Lowry dispuso de inmediato diversas medidas procesales pero el fallecimiento del contraalmirante Bartolomé Leónidas Cordero, jefe del estado mayor de la marina, el 5 de septiembre de 1892, demoró su diligenciamiento. El 11 de septiembre La Prensa se preguntaba porqué mientras Lowry "...promueve nuevas diligencias, el presidente de la República solicita que le lleven el expediente a su despacho para leerlo. Y entretanto, en los círculos navales se habla del asunto y los rumores que de allí parten trascienden en los corrillos sociales. Allí se mira con extrañeza la pesada marcha de la causa y se insinúa con reservas y precauciones que en el sumario hay declaraciones contradictorias sobre puntos capitales y sobre pormenores de importancia como indicios concurrentes al esclarecimiento de los hechos principales. Entre estos rumores corre el que no hay uniformidad en las declaraciones sobre la forma de la balsa, sobre su capacidad, sobre la manera de lanzarla al agua, sobre el número de hombres embarcados en ella.(...) Por el honor de la marina argentina y por el de los jefes y oficiales y demás salvados de la catástrofe, pedimos que la causa sea conducida con vigor y con la mayor actividad llevándola hasta el período del debate público, como lo es el plenario. Todos, sin excepción, estamos interesados patrióticamente en que el proceso se forme en regla y que la luz plena surja en todo su esplendor, sea iluminando inocentes, como lo deseamos y debemos esperarlo, sea señalando culpas u omisiones, si hubieran sido cometidas".

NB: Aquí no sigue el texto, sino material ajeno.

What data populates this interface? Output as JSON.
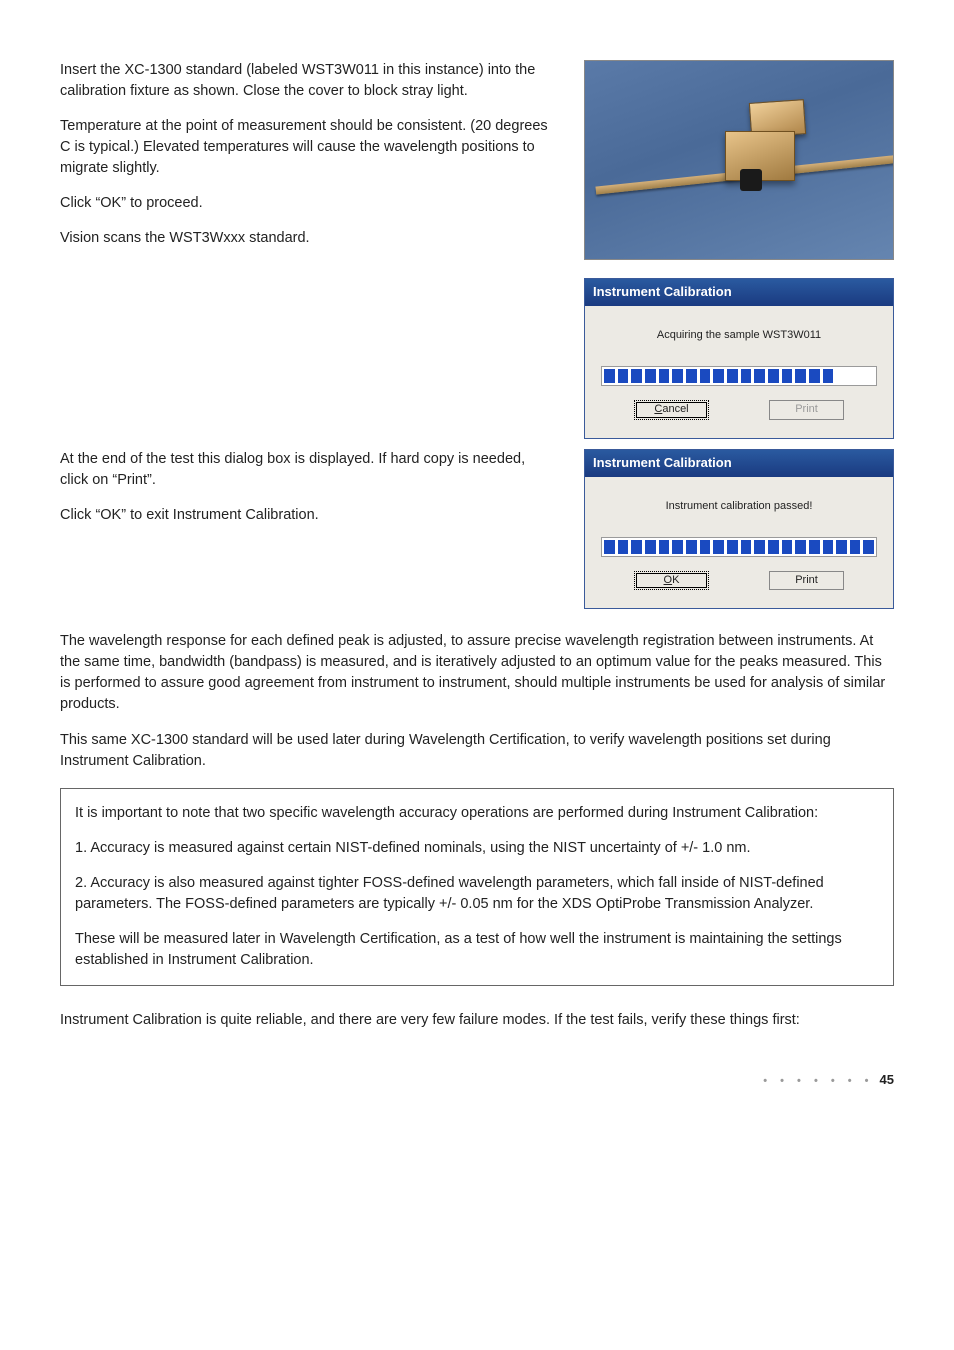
{
  "page_number": "45",
  "footer_dots": "• • • • • • •",
  "section1": {
    "p1": "Insert the XC-1300 standard (labeled WST3W011 in this instance) into the calibration fixture as shown. Close the cover to block stray light.",
    "p2": "Temperature at the point of measurement should be consistent. (20 degrees C is typical.) Elevated temperatures will cause the wavelength positions to migrate slightly.",
    "p3": "Click “OK” to proceed.",
    "p4": "Vision scans the WST3Wxxx standard."
  },
  "section2": {
    "p1": "At the end of the test this dialog box is displayed. If hard copy is needed, click on “Print”.",
    "p2": "Click “OK” to exit Instrument Calibration."
  },
  "body": {
    "p1": "The wavelength response for each defined peak is adjusted, to assure precise wavelength registration between instruments. At the same time, bandwidth (bandpass) is measured, and is iteratively adjusted to an optimum value for the peaks measured. This is performed to assure good agreement from instrument to instrument, should multiple instruments be used for analysis of similar products.",
    "p2": "This same XC-1300 standard will be used later during Wavelength Certification, to verify wavelength positions set during Instrument Calibration."
  },
  "callout": {
    "p1": "It is important to note that two specific wavelength accuracy operations are performed during Instrument Calibration:",
    "p2": "1. Accuracy is measured against certain NIST-defined nominals, using the NIST uncertainty of +/- 1.0 nm.",
    "p3": "2. Accuracy is also measured against tighter FOSS-defined wavelength parameters, which fall inside of NIST-defined parameters. The FOSS-defined parameters are typically +/- 0.05 nm for the XDS OptiProbe Transmission Analyzer.",
    "p4": "These will be measured later in Wavelength Certification, as a test of how well the instrument is maintaining the settings established in Instrument Calibration."
  },
  "closing_p": "Instrument Calibration is quite reliable, and there are very few failure modes. If the test fails, verify these things first:",
  "dialog1": {
    "title": "Instrument Calibration",
    "message": "Acquiring the sample WST3W011",
    "btn_cancel_u": "C",
    "btn_cancel_rest": "ancel",
    "btn_print": "Print",
    "progress_total": 20,
    "progress_filled": 17,
    "titlebar_bg_from": "#2a5aa0",
    "titlebar_bg_to": "#1a3a80",
    "body_bg": "#eceae4",
    "segment_color": "#1a4ac0"
  },
  "dialog2": {
    "title": "Instrument Calibration",
    "message": "Instrument calibration passed!",
    "btn_ok_u": "O",
    "btn_ok_rest": "K",
    "btn_print": "Print",
    "progress_total": 20,
    "progress_filled": 20,
    "titlebar_bg_from": "#2a5aa0",
    "titlebar_bg_to": "#1a3a80",
    "body_bg": "#eceae4",
    "segment_color": "#1a4ac0"
  },
  "photo": {
    "bg_gradient_from": "#5a7aa8",
    "bg_gradient_to": "#6585b0",
    "rail_color_from": "#d4b07a",
    "rail_color_to": "#a0804a",
    "block_color_from": "#e8c48a",
    "block_color_to": "#a07a40"
  }
}
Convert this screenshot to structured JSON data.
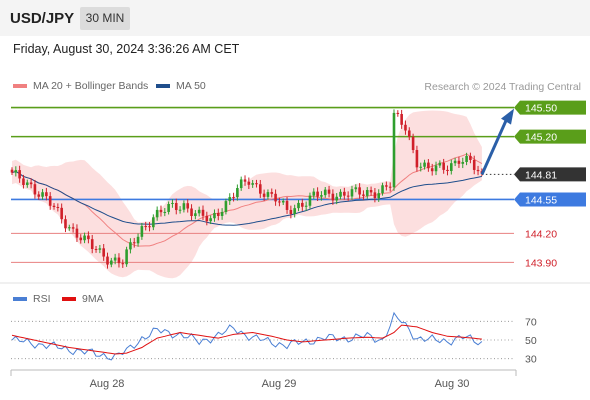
{
  "header": {
    "symbol": "USD/JPY",
    "timeframe": "30 MIN"
  },
  "timestamp": "Friday, August 30, 2024 3:36:26 AM CET",
  "legend": {
    "ma20_label": "MA 20 + Bollinger Bands",
    "ma20_color": "#f08080",
    "ma50_label": "MA 50",
    "ma50_color": "#1f4e8c"
  },
  "credit": "Research © 2024 Trading Central",
  "rsi_legend": {
    "rsi_label": "RSI",
    "rsi_color": "#4a7fd4",
    "ma_label": "9MA",
    "ma_color": "#e01010"
  },
  "colors": {
    "up_candle": "#2e9e2e",
    "down_candle": "#d0202a",
    "resistance": "#5a9e1a",
    "pivot": "#3d7ae0",
    "support": "#e88080",
    "bb_fill": "#fbd4d4",
    "forecast_arrow": "#2b5fa8",
    "current_price_bg": "#333333"
  },
  "price_levels": [
    {
      "label": "145.50",
      "value": 145.5,
      "kind": "resistance"
    },
    {
      "label": "145.20",
      "value": 145.2,
      "kind": "resistance"
    },
    {
      "label": "144.81",
      "value": 144.81,
      "kind": "current"
    },
    {
      "label": "144.55",
      "value": 144.55,
      "kind": "pivot"
    },
    {
      "label": "144.20",
      "value": 144.2,
      "kind": "support"
    },
    {
      "label": "143.90",
      "value": 143.9,
      "kind": "support"
    }
  ],
  "chart_data": [
    {
      "type": "candlestick",
      "title": "",
      "xlabel": "",
      "ylabel": "",
      "x_tick_labels": [
        "Aug 28",
        "Aug 29",
        "Aug 30"
      ],
      "ylim": [
        143.8,
        145.62
      ],
      "series": [
        {
          "name": "MA 20 + Bollinger Bands"
        },
        {
          "name": "MA 50"
        }
      ],
      "anchors": [
        [
          0,
          144.8
        ],
        [
          5,
          144.7
        ],
        [
          9,
          144.55
        ],
        [
          13,
          144.35
        ],
        [
          17,
          144.2
        ],
        [
          21,
          144.05
        ],
        [
          25,
          143.95
        ],
        [
          29,
          143.9
        ],
        [
          31,
          144.05
        ],
        [
          34,
          144.25
        ],
        [
          37,
          144.38
        ],
        [
          41,
          144.45
        ],
        [
          45,
          144.5
        ],
        [
          49,
          144.38
        ],
        [
          52,
          144.32
        ],
        [
          55,
          144.48
        ],
        [
          59,
          144.66
        ],
        [
          62,
          144.73
        ],
        [
          66,
          144.64
        ],
        [
          69,
          144.55
        ],
        [
          72,
          144.42
        ],
        [
          75,
          144.5
        ],
        [
          79,
          144.58
        ],
        [
          83,
          144.6
        ],
        [
          88,
          144.62
        ],
        [
          92,
          144.6
        ],
        [
          96,
          144.65
        ],
        [
          99,
          144.7
        ],
        [
          100,
          145.4
        ],
        [
          103,
          145.3
        ],
        [
          106,
          144.95
        ],
        [
          109,
          144.85
        ],
        [
          113,
          144.88
        ],
        [
          117,
          144.97
        ],
        [
          120,
          144.92
        ],
        [
          123,
          144.78
        ]
      ],
      "candle_count": 124
    },
    {
      "type": "line",
      "title": "",
      "ylim": [
        20,
        80
      ],
      "y_tick_labels": [
        "70",
        "50",
        "30"
      ],
      "series": [
        {
          "name": "RSI",
          "x": [
            0,
            8,
            15,
            22,
            27,
            30,
            34,
            38,
            44,
            49,
            54,
            58,
            63,
            68,
            72,
            76,
            82,
            88,
            93,
            97,
            100,
            102,
            106,
            110,
            114,
            118,
            123
          ],
          "values": [
            50,
            45,
            40,
            35,
            32,
            38,
            52,
            60,
            56,
            48,
            55,
            63,
            52,
            48,
            44,
            48,
            52,
            52,
            54,
            50,
            74,
            70,
            52,
            50,
            49,
            53,
            47
          ]
        },
        {
          "name": "9MA",
          "x": [
            0,
            8,
            15,
            22,
            27,
            30,
            34,
            38,
            44,
            49,
            54,
            58,
            63,
            68,
            72,
            76,
            82,
            88,
            93,
            97,
            100,
            102,
            106,
            110,
            114,
            118,
            123
          ],
          "values": [
            55,
            48,
            42,
            38,
            35,
            36,
            42,
            52,
            58,
            55,
            52,
            56,
            58,
            54,
            50,
            48,
            50,
            52,
            53,
            52,
            58,
            66,
            64,
            58,
            54,
            53,
            51
          ]
        }
      ]
    }
  ]
}
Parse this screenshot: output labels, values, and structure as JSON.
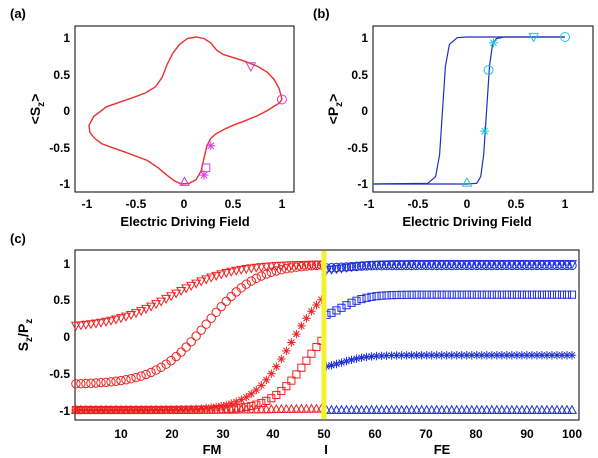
{
  "colors": {
    "loop": "#e8312f",
    "loop_b": "#1f2fbf",
    "fm": "#f02020",
    "fe": "#1f2fdf",
    "marker_a": "#d63ad6",
    "marker_b": "#22c6d6",
    "divider": "#f2f230"
  },
  "panel_a": {
    "label": "(a)",
    "xlabel": "Electric Driving Field",
    "ylabel_main": "<S",
    "ylabel_sub": "z",
    "ylabel_end": ">",
    "x_ticks": [
      "-1",
      "-0.5",
      "0",
      "0.5",
      "1"
    ],
    "y_ticks": [
      "1",
      "0.5",
      "0",
      "-0.5",
      "-1"
    ]
  },
  "panel_b": {
    "label": "(b)",
    "xlabel": "Electric Driving Field",
    "ylabel_main": "<P",
    "ylabel_sub": "z",
    "ylabel_end": ">",
    "x_ticks": [
      "-1",
      "-0.5",
      "0",
      "0.5",
      "1"
    ],
    "y_ticks": [
      "1",
      "0.5",
      "0",
      "-0.5",
      "-1"
    ]
  },
  "panel_c": {
    "label": "(c)",
    "ylabel_main": "S",
    "ylabel_sub1": "z",
    "ylabel_mid": "/P",
    "ylabel_sub2": "z",
    "x_ticks": [
      "10",
      "20",
      "30",
      "40",
      "50",
      "60",
      "70",
      "80",
      "90",
      "100"
    ],
    "y_ticks": [
      "1",
      "0.5",
      "0",
      "-0.5",
      "-1"
    ],
    "region_labels": [
      "FM",
      "I",
      "FE"
    ]
  },
  "chart_data": [
    {
      "type": "line",
      "panel": "a",
      "xlabel": "Electric Driving Field",
      "ylabel": "<Sz>",
      "xlim": [
        -1,
        1.1
      ],
      "ylim": [
        -1.05,
        1.05
      ],
      "series": [
        {
          "x": [
            1.0,
            0.97,
            0.92,
            0.85,
            0.75,
            0.62,
            0.5,
            0.4,
            0.33,
            0.27,
            0.2,
            0.12,
            0.03,
            -0.05,
            -0.12,
            -0.18,
            -0.23,
            -0.3,
            -0.4,
            -0.52,
            -0.65,
            -0.8,
            -0.93,
            -0.98,
            -0.97,
            -0.92,
            -0.85,
            -0.75,
            -0.62,
            -0.5,
            -0.38,
            -0.27,
            -0.18,
            -0.1,
            -0.03,
            0.05,
            0.12,
            0.17,
            0.2,
            0.23,
            0.27,
            0.32,
            0.4,
            0.5,
            0.62,
            0.75,
            0.85,
            0.92,
            0.97,
            1.0
          ],
          "y": [
            0.15,
            0.3,
            0.42,
            0.52,
            0.6,
            0.67,
            0.72,
            0.76,
            0.82,
            0.92,
            0.98,
            1.0,
            0.98,
            0.9,
            0.78,
            0.62,
            0.45,
            0.32,
            0.24,
            0.18,
            0.12,
            0.05,
            -0.08,
            -0.2,
            -0.3,
            -0.38,
            -0.45,
            -0.5,
            -0.56,
            -0.62,
            -0.68,
            -0.78,
            -0.88,
            -0.96,
            -1.0,
            -0.99,
            -0.94,
            -0.82,
            -0.65,
            -0.48,
            -0.38,
            -0.32,
            -0.26,
            -0.2,
            -0.14,
            -0.07,
            0.0,
            0.06,
            0.1,
            0.15
          ]
        }
      ],
      "markers": [
        {
          "shape": "circle",
          "x": 1.0,
          "y": 0.15
        },
        {
          "shape": "triangle-down",
          "x": 0.68,
          "y": 0.6
        },
        {
          "shape": "triangle-up",
          "x": 0.0,
          "y": -0.97
        },
        {
          "shape": "asterisk",
          "x": 0.2,
          "y": -0.88
        },
        {
          "shape": "square",
          "x": 0.22,
          "y": -0.78
        },
        {
          "shape": "asterisk",
          "x": 0.27,
          "y": -0.48
        }
      ]
    },
    {
      "type": "line",
      "panel": "b",
      "xlabel": "Electric Driving Field",
      "ylabel": "<Pz>",
      "xlim": [
        -1,
        1.1
      ],
      "ylim": [
        -1.05,
        1.05
      ],
      "series": [
        {
          "name": "upper",
          "x": [
            -0.95,
            -0.4,
            -0.32,
            -0.28,
            -0.25,
            -0.22,
            -0.18,
            -0.1,
            0.0,
            1.0
          ],
          "y": [
            -1.0,
            -0.99,
            -0.9,
            -0.6,
            0.0,
            0.6,
            0.9,
            0.99,
            1.0,
            1.0
          ]
        },
        {
          "name": "lower",
          "x": [
            -0.95,
            0.0,
            0.1,
            0.14,
            0.17,
            0.2,
            0.23,
            0.26,
            0.3,
            0.38,
            1.0
          ],
          "y": [
            -1.0,
            -1.0,
            -0.99,
            -0.9,
            -0.6,
            0.0,
            0.6,
            0.9,
            0.98,
            1.0,
            1.0
          ]
        }
      ],
      "markers": [
        {
          "shape": "circle",
          "x": 1.0,
          "y": 1.0
        },
        {
          "shape": "triangle-down",
          "x": 0.68,
          "y": 1.0
        },
        {
          "shape": "triangle-up",
          "x": 0.0,
          "y": -0.98
        },
        {
          "shape": "asterisk",
          "x": 0.27,
          "y": 0.92
        },
        {
          "shape": "circle",
          "x": 0.22,
          "y": 0.55
        },
        {
          "shape": "asterisk",
          "x": 0.18,
          "y": -0.28
        }
      ]
    },
    {
      "type": "scatter",
      "panel": "c",
      "ylabel": "Sz/Pz",
      "xlim": [
        1,
        100
      ],
      "ylim": [
        -1.1,
        1.1
      ],
      "divider_x": 50.5,
      "series": [
        {
          "marker": "triangle-down",
          "region": "FM",
          "start": 0.12,
          "end": 1.0,
          "center": 20,
          "width": 6
        },
        {
          "marker": "circle",
          "region": "FM",
          "start": -0.65,
          "end": 1.0,
          "center": 27,
          "width": 5
        },
        {
          "marker": "asterisk",
          "region": "FM",
          "start": -1.0,
          "end": 0.85,
          "center": 44,
          "width": 4
        },
        {
          "marker": "square",
          "region": "FM",
          "start": -1.0,
          "end": 0.35,
          "center": 47,
          "width": 3.5
        },
        {
          "marker": "triangle-up",
          "region": "FM",
          "start": -1.0,
          "end": -0.98,
          "center": 40,
          "width": 5
        },
        {
          "marker": "triangle-down",
          "region": "FE",
          "start": 0.9,
          "end": 1.0,
          "center": 55,
          "width": 2.5
        },
        {
          "marker": "circle",
          "region": "FE",
          "start": 0.94,
          "end": 0.98,
          "center": 55,
          "width": 2.5
        },
        {
          "marker": "square",
          "region": "FE",
          "start": 0.22,
          "end": 0.58,
          "center": 54,
          "width": 2.5
        },
        {
          "marker": "asterisk",
          "region": "FE",
          "start": -0.45,
          "end": -0.25,
          "center": 54,
          "width": 2.5
        },
        {
          "marker": "triangle-up",
          "region": "FE",
          "start": -1.0,
          "end": -1.0,
          "center": 60,
          "width": 3
        }
      ]
    }
  ]
}
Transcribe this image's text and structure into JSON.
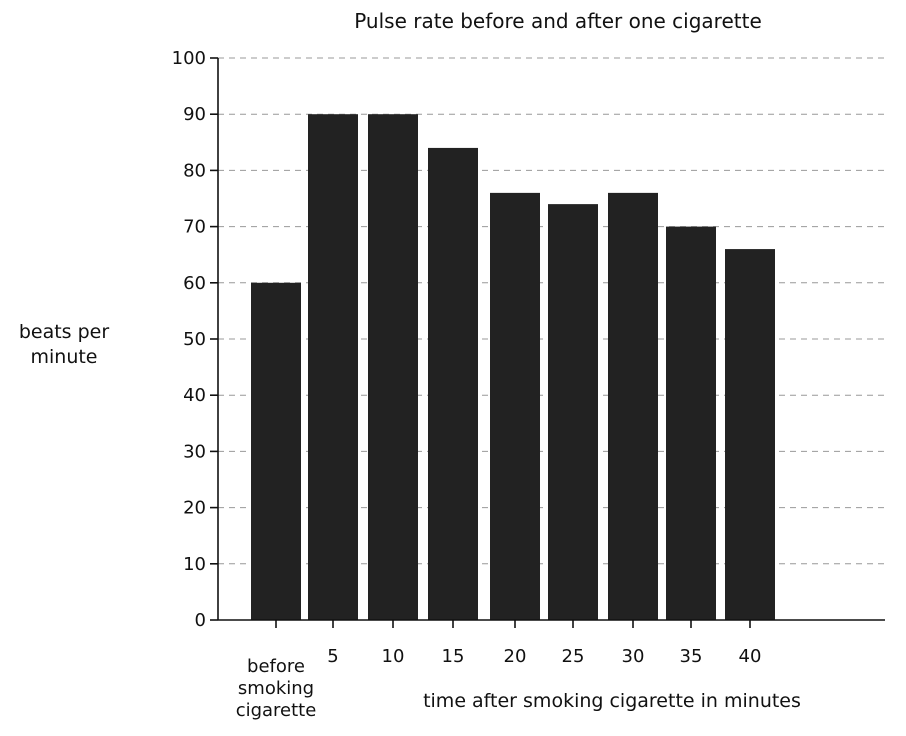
{
  "chart_data": {
    "type": "bar",
    "title": "Pulse rate before and after one cigarette",
    "categories": [
      "before smoking cigarette",
      "5",
      "10",
      "15",
      "20",
      "25",
      "30",
      "35",
      "40"
    ],
    "values": [
      60,
      90,
      90,
      84,
      76,
      74,
      76,
      70,
      66
    ],
    "ylabel": "beats per minute",
    "xlabel": "time after smoking cigarette in minutes",
    "ylim": [
      0,
      100
    ],
    "y_ticks": [
      0,
      10,
      20,
      30,
      40,
      50,
      60,
      70,
      80,
      90,
      100
    ],
    "grid": true,
    "bar_color": "#222222"
  }
}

El 13 de septiembre de 1892, La Nación publicó declaraciones formuladas en La Plata por el marinero italiano Antonio Batalla, quien afirmaba ser uno de los sobrevivientes del Rosales y contradecía el parte del capitán Funes y las declaraciones periodísticas de Victorica e Irizar.

Batalla afirmaba que la balsa no había existido y que antes de abandonar el buque, Funes ordenó al contramaestre encerrar a los tripulantes que carecían de botes en la bodega, lo que hizo acompañado por la oficialidad, revólver en mano. Una vez embarcados los oficiales y los escasos tripulantes elegidos para su lancha, se negaron a permitir abordar al contramaestre, quien insistió en ir en la misma lancha alegando el estado de enfermedad en que se encontraba hasta que fue muerto de un balazo por otro oficial. En ese momento Batalla intentó subir a la lancha de los oficiales y fue herido de un hachazo en la pierna, pero finalmente se lo conservó a bordo.

Afirmaba también que había llegado a ver como la otra lancha se desprendía del buque antes de hundirse. El resto de su declaración, hasta el momento de la llegada a Buenos Aires, coincidía con las reseñas periodísticas. Finalmente, afirmaba haber permanecido detenido hasta el 5 de agosto cuando fue destinado al monitor El Plata como foguista.

Pero La Nación había cometido un grave y embarazoso error. En su edición del 14 de septiembre reconocía haber "sido inducidos a error al atribuir a Batalla a Battaglia, el que ha sido foguista de la Rosales, las referencias que publicamos ayer." aunque continuaba abonando la duda al afirmar que "El Battaglia verdadero fue aprehendido en esta ciudad y se halla detenido en la prefectura marítima, pero parece que durante el tiempo en que ha estado en libertad ha hecho a varias personas más o menos las mismas revelaciones que se han hecho públicas."

Mientras que el teniente de fragata Pedro Mohorade solicitaba al Estado Mayor de la Marina que se investigara de inmediato las manifestaciones atribuidas al foguista Battaglia, Jorge Victorica retó a duelo a Bartolomé Mitre Vedia, director de La Nación, nombrando padrinos a Valentín Virasoro y al coronel Mariano Espina. Mitre y Vedia nombró por su parte a José María Gutiérrez y Guillermo Udaondo. Finalmente los padrinos acudieron a un tribunal de honor integrado por Roque Sáenz Peña y Francisco Alcobendas, quienes juzgaron que no correspondía duelo alguno por no existir intención de injuriar.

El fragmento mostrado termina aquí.